Ces envies, elles ne m’ont jamais quittée. D’abord, je ne les prenais pas au sérieux. Je les voyais comme une phase par laquelle beaucoup passent et non comme une maladie à part entière. Ou, plus exactement, je pensais ce second cas beaucoup plus rare qu’il ne l’est. Je pensais que ça passerait. Mais ce n’est pas passé. Je me suis parfois questionnée sur la nature de ce que je vivais, de si tout ceci était normal ou non. De si je pouvais me nommer dépressive, de si mes difficultés à entreprendre quelque chose y étaient liées ou non, de si penser à la mort chaque jour ou de regretter de se réveiller chaque matin était commun. Si je savais quoi dire quand ça ne me concernait pas, la difficulté à me convaincre moi-même ne m’a apportée aucune réponse. Et ces envies, j’ai grandi avec.
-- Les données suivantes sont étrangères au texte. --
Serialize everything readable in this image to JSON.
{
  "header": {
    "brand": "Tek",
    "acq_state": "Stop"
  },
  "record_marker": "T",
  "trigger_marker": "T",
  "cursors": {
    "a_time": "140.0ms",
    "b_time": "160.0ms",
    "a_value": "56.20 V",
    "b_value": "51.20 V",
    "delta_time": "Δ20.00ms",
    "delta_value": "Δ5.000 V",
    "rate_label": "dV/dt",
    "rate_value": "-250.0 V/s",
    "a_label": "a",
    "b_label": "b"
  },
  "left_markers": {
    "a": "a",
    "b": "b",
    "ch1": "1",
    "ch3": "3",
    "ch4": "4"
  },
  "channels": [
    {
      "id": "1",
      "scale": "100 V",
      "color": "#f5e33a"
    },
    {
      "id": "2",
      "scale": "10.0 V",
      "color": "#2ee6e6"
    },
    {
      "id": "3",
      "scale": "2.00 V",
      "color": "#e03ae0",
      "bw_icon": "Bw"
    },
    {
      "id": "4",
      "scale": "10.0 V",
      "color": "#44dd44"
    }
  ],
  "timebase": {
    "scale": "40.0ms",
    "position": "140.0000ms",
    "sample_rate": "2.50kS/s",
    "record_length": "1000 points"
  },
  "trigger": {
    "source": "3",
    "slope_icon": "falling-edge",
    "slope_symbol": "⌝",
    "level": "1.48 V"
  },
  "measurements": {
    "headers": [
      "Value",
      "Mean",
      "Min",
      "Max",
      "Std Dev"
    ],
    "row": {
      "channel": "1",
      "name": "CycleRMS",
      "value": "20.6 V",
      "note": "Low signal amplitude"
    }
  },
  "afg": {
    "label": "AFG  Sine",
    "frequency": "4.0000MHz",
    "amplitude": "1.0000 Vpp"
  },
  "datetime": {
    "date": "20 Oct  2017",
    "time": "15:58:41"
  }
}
Fut un temps, je les appelais la bête noire. La première fois c’était à une amie, il y a quelques années. Une bête noire suivant le moindre de mes pas et à laquelle je dois régulièrement coller une bonne droite pour ne pas tout bonnement disparaître. En ces mots, et avec du recul c’était assez puéril. Je ne colle pas de droite, et je ne lui donne plus de nom. J’ai même cessé de nous dissocier, puisqu’à grandir avec, je me suis nécessairement construite autour.

Certains jours sont plus difficiles, d’autres semblent si simples que j’en viens à douter d’un jour avoir été mal. Mais encore, j’y pense. Souvent. Toujours. Comme un horizon, un but macabre à atteindre. Chaque jour à penser mourir demain, à songer n’avoir jamais dix-huit ans, puis vingt, puis vingt-cinq. Et aujourd’hui, j’en suis là. Branlante mais toujours debout.